About Me
I am a PhD student at Stanford where I’m very fortunate to be advised by Ramesh Johari and Irene Lo, and to work closely with Gabriel Weintraub. I grew up in Michigan and completed my B.S. in Applied Math and CS at Columbia University. Up until the beginning of grad school I was primarily interested in Probability Theory and Theoretical CS, but now I am mostly interested in using techniques from these areas to study problems at the intersection of Market Design and Data Science. At Stanford, I am affiliated with the Operations Research group in the MS&E department, the Data Science Center, and the Society and Algorithms Lab. I’m also thankful to be supported by a Stanford Data Science Scholarship, NSF Graduate Fellowship, and an EDGE Doctoral Fellowship.
News
- [June 2025]: Starting my first ever internship! I’m joining Amazon’s Middle Mile Product and Technology team in Bellevue as an Applied Scientist intern. Looking forward to working on ML and experimentation methods for the freight marketplace!
- [May 2025]: Giving three talks on our paper, “When Does Interference Matter? Decision-Making in Platform Experiments.”
- Data Driven Decisions Seminar at Stanford GSB (May 19th)
- Marketplace Innovation Workshop (May 19-21)
- Experimentation and Evaluation in Operations Workshop at Harvard Business School (May 22-23)
- [October 2024] : Giving three talks on a subset of results from our paper, “When Does Interference Matter?
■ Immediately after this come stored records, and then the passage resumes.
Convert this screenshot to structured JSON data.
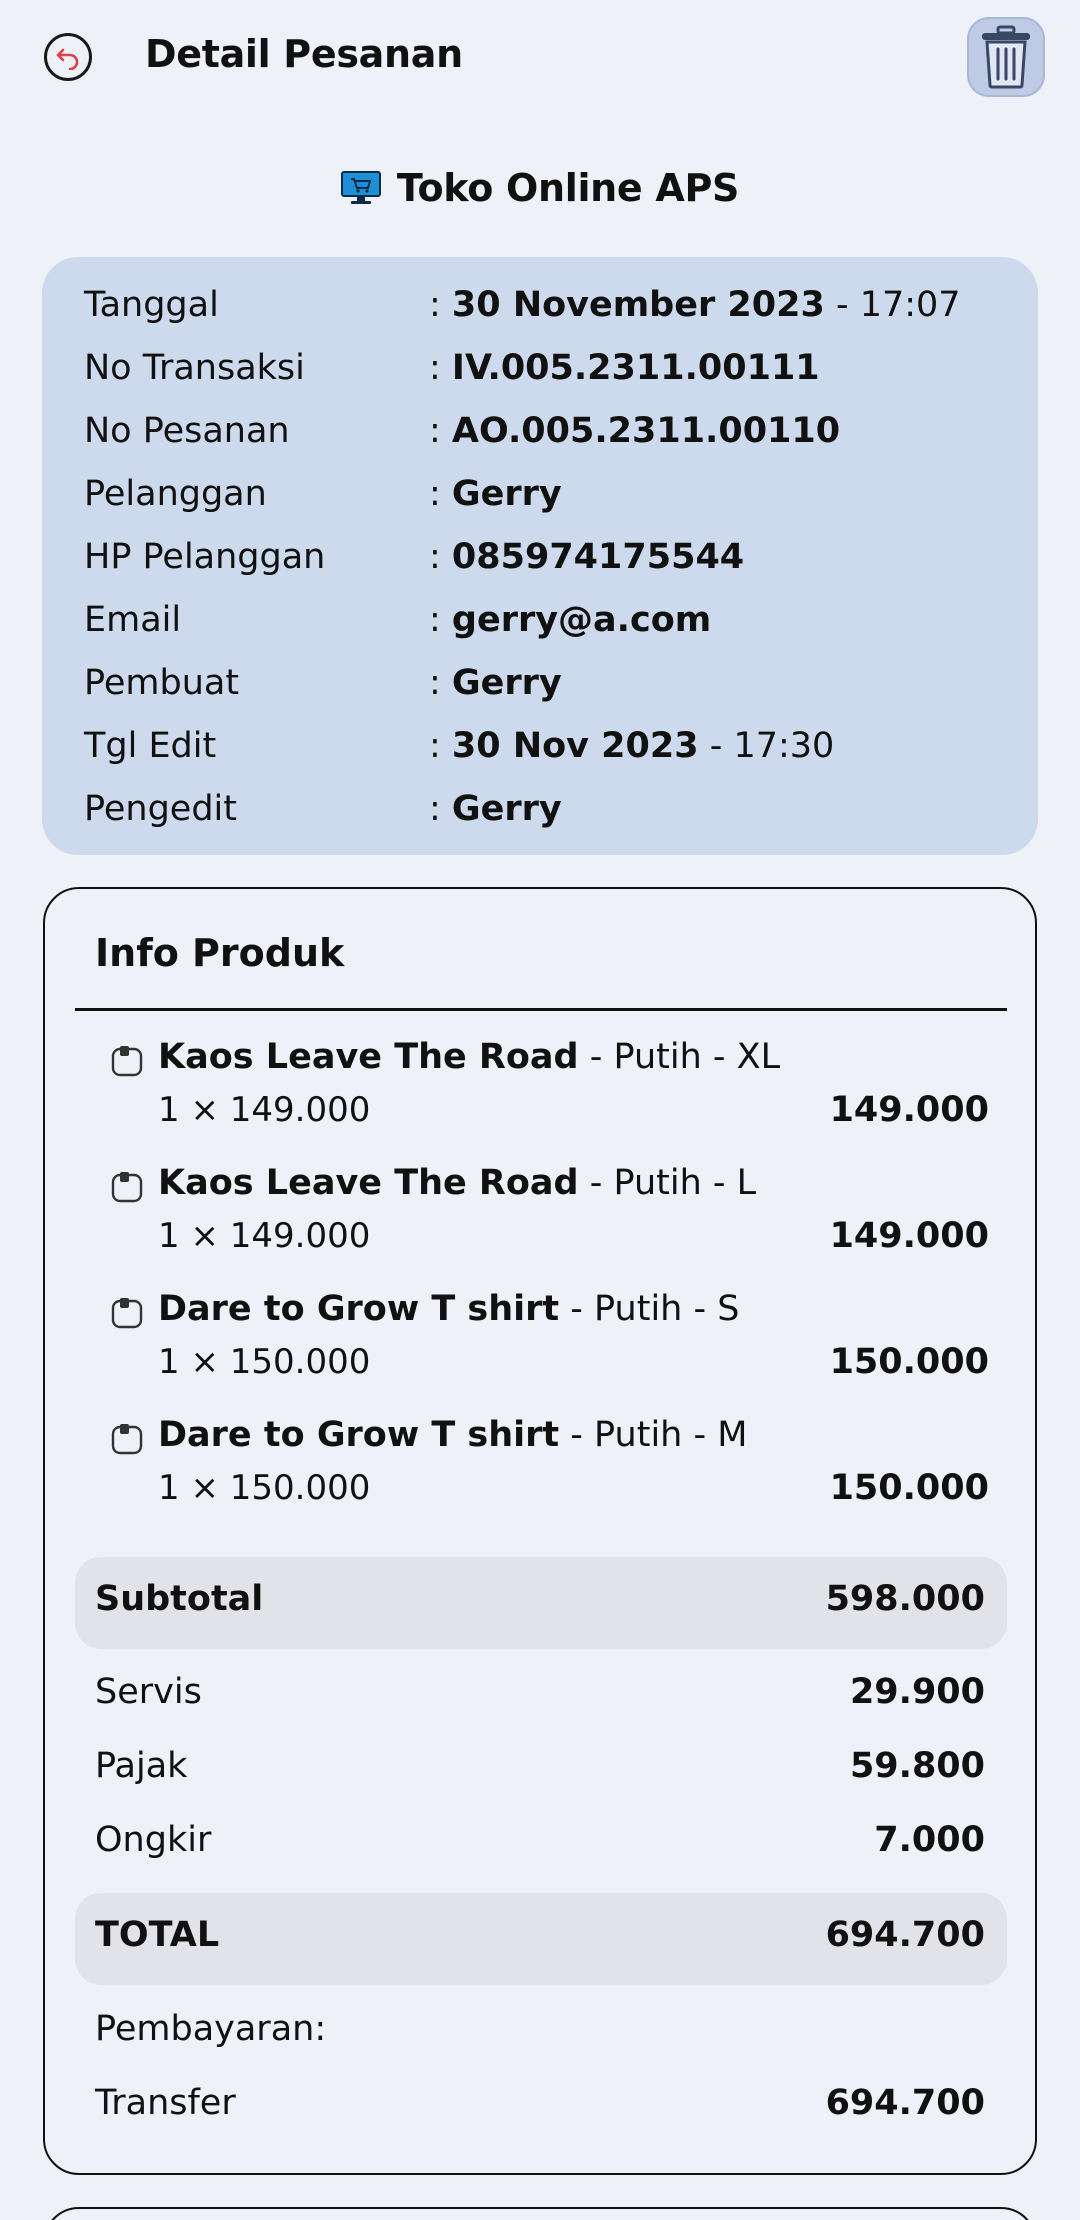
{
  "header": {
    "title": "Detail Pesanan",
    "back_icon": "undo-arrow-icon",
    "delete_icon": "trash-icon"
  },
  "store": {
    "icon": "computer-cart-icon",
    "name": "Toko Online APS"
  },
  "info": {
    "rows": [
      {
        "label": "Tanggal",
        "value_bold": "30 November 2023",
        "value_extra": " - 17:07"
      },
      {
        "label": "No Transaksi",
        "value_bold": "IV.005.2311.00111",
        "value_extra": ""
      },
      {
        "label": "No Pesanan",
        "value_bold": "AO.005.2311.00110",
        "value_extra": ""
      },
      {
        "label": "Pelanggan",
        "value_bold": "Gerry",
        "value_extra": ""
      },
      {
        "label": "HP Pelanggan",
        "value_bold": "085974175544",
        "value_extra": ""
      },
      {
        "label": "Email",
        "value_bold": "gerry@a.com",
        "value_extra": ""
      },
      {
        "label": "Pembuat",
        "value_bold": "Gerry",
        "value_extra": ""
      },
      {
        "label": "Tgl Edit",
        "value_bold": "30 Nov 2023",
        "value_extra": " - 17:30"
      },
      {
        "label": "Pengedit",
        "value_bold": "Gerry",
        "value_extra": ""
      }
    ],
    "separator": ": "
  },
  "products": {
    "title": "Info Produk",
    "items": [
      {
        "name": "Kaos Leave The Road",
        "variant": " - Putih - XL",
        "qty": "1 × 149.000",
        "total": "149.000"
      },
      {
        "name": "Kaos Leave The Road",
        "variant": " - Putih - L",
        "qty": "1 × 149.000",
        "total": "149.000"
      },
      {
        "name": "Dare to Grow T shirt",
        "variant": " - Putih - S",
        "qty": "1 × 150.000",
        "total": "150.000"
      },
      {
        "name": "Dare to Grow T shirt",
        "variant": " - Putih - M",
        "qty": "1 × 150.000",
        "total": "150.000"
      }
    ],
    "subtotal": {
      "label": "Subtotal",
      "value": "598.000"
    },
    "servis": {
      "label": "Servis",
      "value": "29.900"
    },
    "pajak": {
      "label": "Pajak",
      "value": "59.800"
    },
    "ongkir": {
      "label": "Ongkir",
      "value": "7.000"
    },
    "total": {
      "label": "TOTAL",
      "value": "694.700"
    },
    "payment_heading": "Pembayaran:",
    "payment": {
      "label": "Transfer",
      "value": "694.700"
    }
  },
  "colors": {
    "background": "#eff1f8",
    "info_box": "#cdd9ec",
    "band": "#e2e3e9",
    "back_arrow": "#e0404a",
    "trash_button": "#bfcbe5"
  }
}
Decision-Making in Platform Experiments.” The talk will be under the title, “False Positives in A/A Experiments with Correlated Outcomes.”
- Stanford Causal Science Center Conference 2024 (October 11th)
- CODE@MIT 2024 (October 18-19): Parallel presentation in “Session N: Violations of SUTVA II”
- INFORMS ‘24 in Seattle (October 20-23): Invited talk in session on “Randomized Experiments, A/B Tests, and Observational Studies”
- [September 2024]: Excited to join the 2024-2026 cohort of the Stanford Data Science Scholars Program!
- [July 2024]: I will be giving a talk at MSOM 2024 at the University of Minnesota on our “Dynamic Contracting for PES Programs” paper.
- [June 2023]: Excited to TA the “Mathematics and Computer Science of Market Design” summer graduate school at MSRI!
Research Interests
A consistent theme of my research is the design and evaluation of dynamic interventions to guide learning and decision-making in markets. I typically use techniques from queueing theory and dynamic optimization to study two different sorts of questions: (1) how should market policies be designed for resource-constrained settings? And, (2) how should the data science methods used to evaluate these policies be designed? I enjoy working on applications with a social good impact, and I’ve been particularly interested in sustainability and education technology. Two distinct (but not necessarily disjoint) themes in my research are:
- Experimentation and Measurement in Markets: I am excited about using stochastic modeling of marketplace dynamics to design causal inference methods that can handle dynamic interference and dynamic treatment effects. So far, I have worked on A/B testing in online marketplaces, with a focus on how interference affects decision-making from a hypothesis testing perspective. I’m currently focusing on personalized learning platforms and studying dynamic experimentation under student learning dynamics. This has led me to interact with Ben Domingue and his fantastic group in the Graduate School of Education, and I’ve also been doing some domain-specific work on the measurement and psychometric modeling of learning dynamics.
- Market Design for Social Good: I am also excited about using game theoretic modeling to study public sector markets that deal with severe information asymmetries and resource constraints, where it is crucial to design policies that are simple, informationally robust, and equitable. So far, I’ve studied Payment for Ecosystem Services (PES) programs and worked on simple yet approximately optimal dynamic contract design. I’m currently studying the design of recommender systems and AI-driven information platforms in school choice to help applicants learn their preferences.